Stop-Signal Task (SST)
During ‘STOP’ trials, a centrally-displayed red stop-signal was presented after the green target appeared at varying delays (i.e., stop-signal delay (SSD)), and participants were instructed not to respond. SSDs were sampled continuously in 16.67 ms intervals (matching the monitor refresh rate of 60-Hz) between 50–283 ms. The order of SSD intervals varied randomly, and GO and STOP trials were presented in a pseudorandom order; no more than three consecutive trials of the same type were administered. When participants pressed a button on a STOP trial, a red ‘X’ was displayed in the center to alert them to the error. Four blocks of 63 trials (60% GO and 40% STOP trials interleaved) were administered. Each block of trials was followed by 10 sec of rest.
Clinical Measures
The ADI and ADOS were administered by research-reliable clinicians (LS, SPW, MWM) to confirm ASD diagnoses and quantify clinical symptom severity across social-communication and RRB domains. For the ADI, diagnostic algorithm totals for Social, Communication, and RRB deficits were examined. For the ADOS, algorithm totals for social communication (Modules 2 (n=3) and 3 (n=87): Social Affect; Module 4 (n=31): Communication + Social) and RRB deficits (Modules 2 and 3: RRB; Module 4: Stereotyped Behaviors and Restricted Interests) were examined. Because different items are included in the algorithms for Modules 2 and 3 versus Module 4, we computed alternate Social-Communication and RRB totals for Module 4 based on the corresponding subscale items from Modules 2 and 3. Analyses using identical items across Modules yielded substantively similar results to those using Module-specific algorithm items, so only the latter are reported in final analyses. We also examined Comparison Scores for Modules 2 and 3 (Hus, Gotham, & Lord, 2014), though these were not available for Module 4. The Repetitive Behavior Scale-Revised (RBS-R; Bodfish, Symons, Parker, & Lewis, 2000), a parent-report questionnaire, also was used to quantify RRBs. To estimate general cognitive abilities, participants were administered the Differential Ability Scales, Second Edition (DAS; Elliott, 2007), Wechsler Abbreviated Scales of Intelligence (WASI; Wechsler, 1999)), or Wechsler Preschool and Primary Scale of Intelligence, Fourth Edition (WPPSI; Wechsler, 2012). CHI participants <18 years completed the DAS (n=91) and those >18 years of age completed the WASI (n=24). UTSW participants <6 years completed the WPSSI (n=4) and those >6 years completed the WASI (n=78).
Statistical Analyses
To examine how stopping accuracy varied as a function of SSD, we conducted a 2 (ASD versus controls) × 15 (SSD blocked in 16.67 ms intervals) repeated-measures analysis of variance (ANOVA). Separate one-way ANOVAs were used to compare groups on stopping accuracy, RT slowing, SSRT, and the SSD at which stopping accuracy equaled 50% (p50). We used the quantile method to estimate SSRT (for details, see Band, van der Molen, & Logan, 2003). This method was selected because it best accounts for individual differences in GO RT. To compare baseline and SST GO trials RTs, we conducted a 2 (ASD versus controls) × 2 (baseline versus correct GO trials) repeated-measures ANOVA. We conducted ANCOVAs for each of our outcome measures using VIQ, sex, and site as covariates. Because no substantive differences in results were found with any of the ANCOVA models (Appendix S1.), only results without the covariates are reported.

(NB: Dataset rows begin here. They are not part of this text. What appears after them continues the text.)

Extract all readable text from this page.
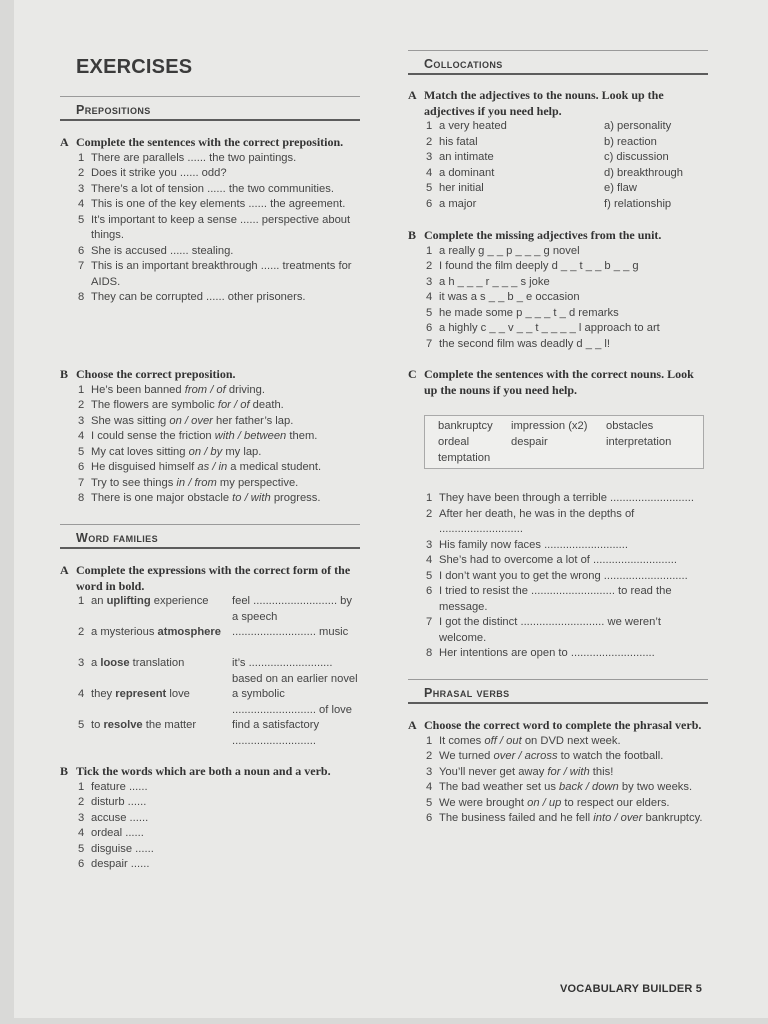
EXERCISES
Prepositions
A Complete the sentences with the correct preposition.
1 There are parallels ...... the two paintings.
2 Does it strike you ...... odd?
3 There’s a lot of tension ...... the two communities.
4 This is one of the key elements ...... the agreement.
5 It’s important to keep a sense ...... perspective about things.
6 She is accused ...... stealing.
7 This is an important breakthrough ...... treatments for AIDS.
8 They can be corrupted ...... other prisoners.
B Choose the correct preposition.
1 He’s been banned from / of driving.
2 The flowers are symbolic for / of death.
3 She was sitting on / over her father’s lap.
4 I could sense the friction with / between them.
5 My cat loves sitting on / by my lap.
6 He disguised himself as / in a medical student.
7 Try to see things in / from my perspective.
8 There is one major obstacle to / with progress.
Word families
A Complete the expressions with the correct form of the word in bold.
1 an uplifting experience	feel ........................... by a speech
2 a mysterious atmosphere ........................... music
3 a loose translation	it’s ........................... based on an earlier novel
4 they represent love	a symbolic ........................... of love
5 to resolve the matter	find a satisfactory ...........................
B Tick the words which are both a noun and a verb.
1 feature ......
2 disturb ......
3 accuse ......
4 ordeal ......
5 disguise ......
6 despair ......
Collocations
A Match the adjectives to the nouns. Look up the adjectives if you need help.
1 a very heated	a) personality
2 his fatal	b) reaction
3 an intimate	c) discussion
4 a dominant	d) breakthrough
5 her initial	e) flaw
6 a major	f) relationship
B Complete the missing adjectives from the unit.
1 a really g _ _ p _ _ _ g novel
2 I found the film deeply d _ _ t _ _ b _ _ g
3 a h _ _ _ r _ _ _ s joke
4 it was a s _ _ b _ e occasion
5 he made some p _ _ _ t _ d remarks
6 a highly c _ _ v _ _ t _ _ _ _ l approach to art
7 the second film was deadly d _ _ l!
C Complete the sentences with the correct nouns. Look up the nouns if you need help.
bankruptcy impression (x2) obstacles
ordeal	despair	interpretation
temptation
1 They have been through a terrible ...........................
2 After her death, he was in the depths of ...........................
3 His family now faces ...........................
4 She’s had to overcome a lot of ...........................
5 I don’t want you to get the wrong ...........................
6 I tried to resist the ........................... to read the message.
7 I got the distinct ........................... we weren’t welcome.
8 Her intentions are open to ...........................
Phrasal verbs
A Choose the correct word to complete the phrasal verb.
1 It comes off / out on DVD next week.
2 We turned over / across to watch the football.
3 You’ll never get away for / with this!
4 The bad weather set us back / down by two weeks.
5 We were brought on / up to respect our elders.
6 The business failed and he fell into / over bankruptcy.
VOCABULARY BUILDER 5
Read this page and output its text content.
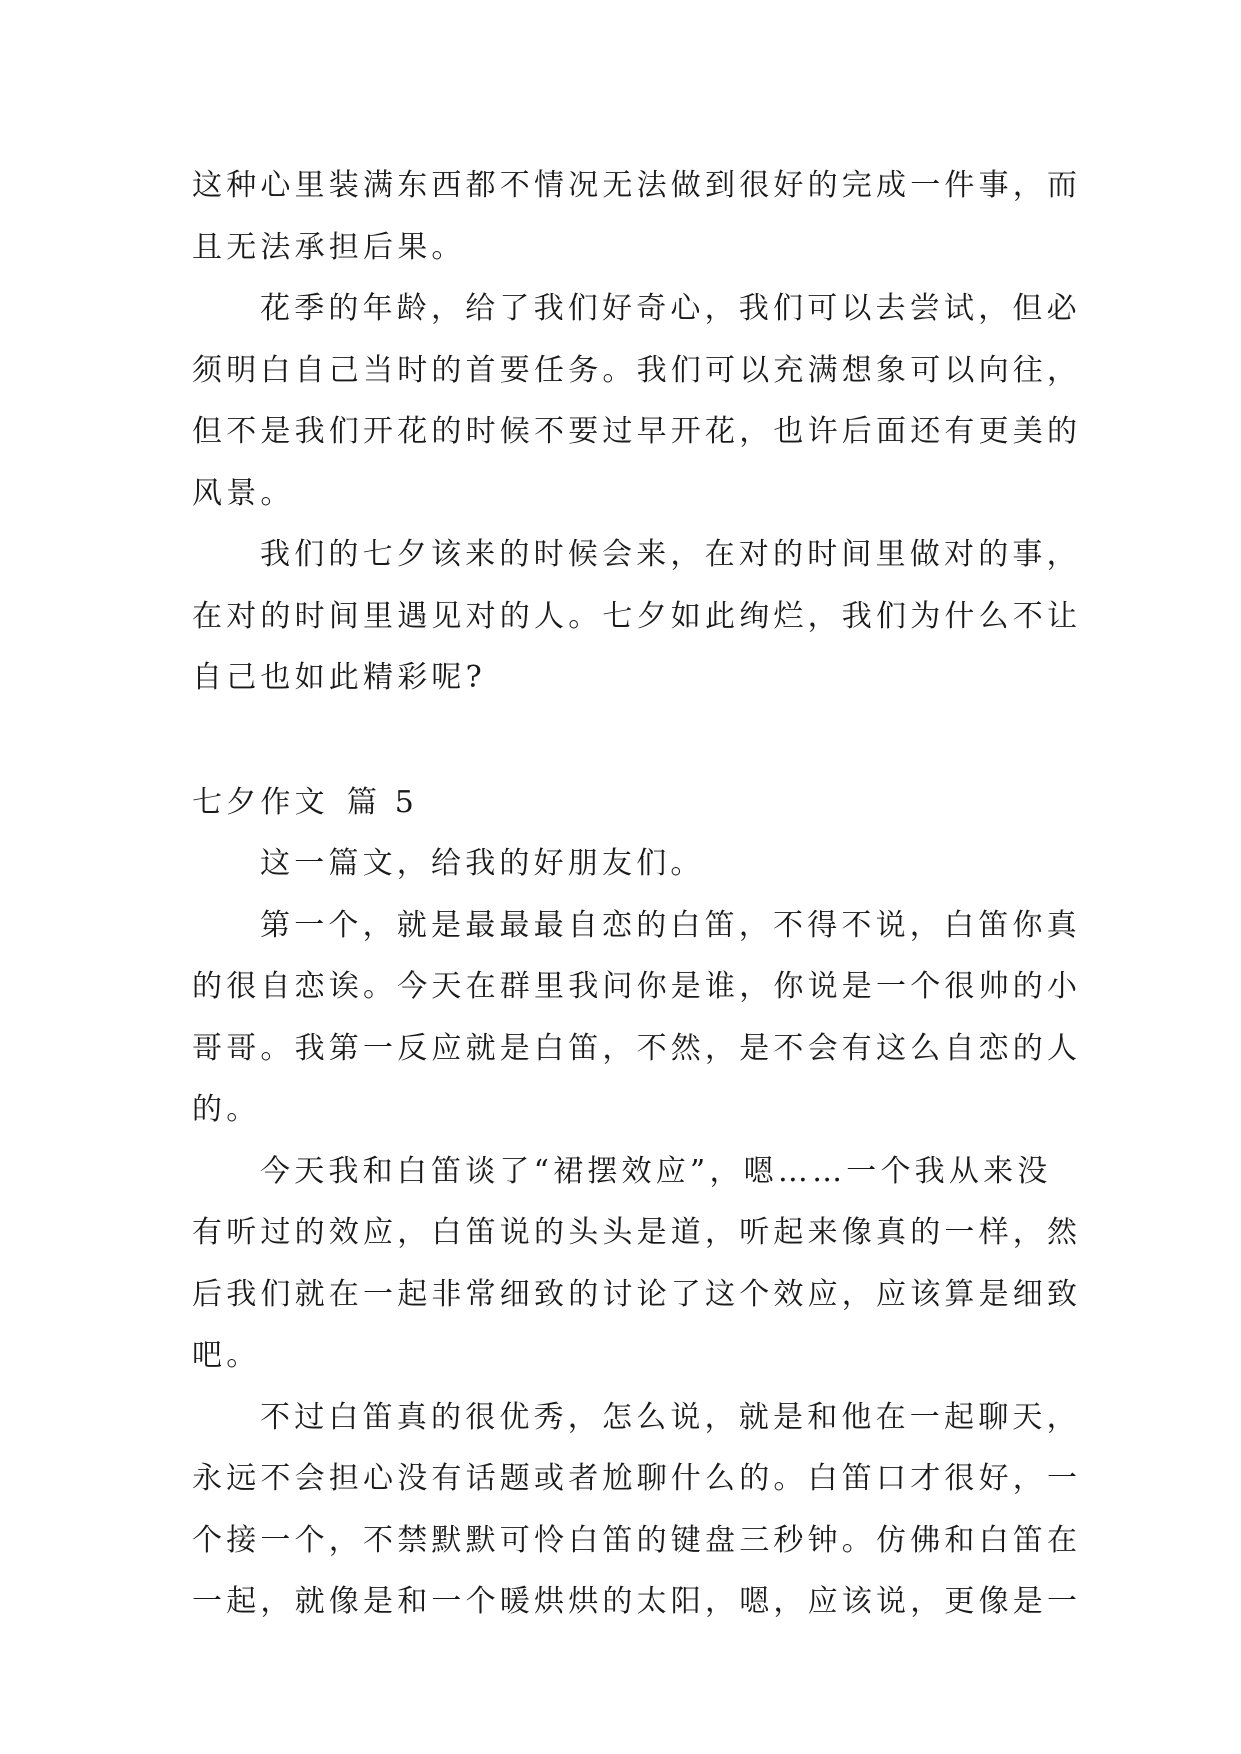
这种心里装满东西都不情况无法做到很好的完成一件事，而
且无法承担后果。

花季的年龄，给了我们好奇心，我们可以去尝试，但必
须明白自己当时的首要任务。我们可以充满想象可以向往，
但不是我们开花的时候不要过早开花，也许后面还有更美的
风景。

我们的七夕该来的时候会来，在对的时间里做对的事，
在对的时间里遇见对的人。七夕如此绚烂，我们为什么不让
自己也如此精彩呢?

七夕作文 篇 5

这一篇文，给我的好朋友们。

第一个，就是最最最自恋的白笛，不得不说，白笛你真
的很自恋诶。今天在群里我问你是谁，你说是一个很帅的小
哥哥。我第一反应就是白笛，不然，是不会有这么自恋的人
的。

今天我和白笛谈了“裙摆效应”，嗯……一个我从来没
有听过的效应，白笛说的头头是道，听起来像真的一样，然
后我们就在一起非常细致的讨论了这个效应，应该算是细致
吧。

不过白笛真的很优秀，怎么说，就是和他在一起聊天，
永远不会担心没有话题或者尬聊什么的。白笛口才很好，一
个接一个，不禁默默可怜白笛的键盘三秒钟。仿佛和白笛在
一起，就像是和一个暖烘烘的太阳，嗯，应该说，更像是一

To determine whether age moderated the relationship between group and SST performance, we used the PROCESS macro developed by Hayes (2013) for SPSS. This analysis is based on Ordinary Least-Squares regression and utilizes bootstrapping procedures (5,000 samples) for investigating moderation effects of one variable on the relationship between two variables known to be related to one another. For models found to be significant, we conducted changepoint analyses using the Johnson-Neyman Technique to determine the youngest age at which performance diverged between groups (Johnson & Fay, 1950; for details see Appendix S1.). All SST outcomes were linearized using a log-transformation prior to moderation analyses.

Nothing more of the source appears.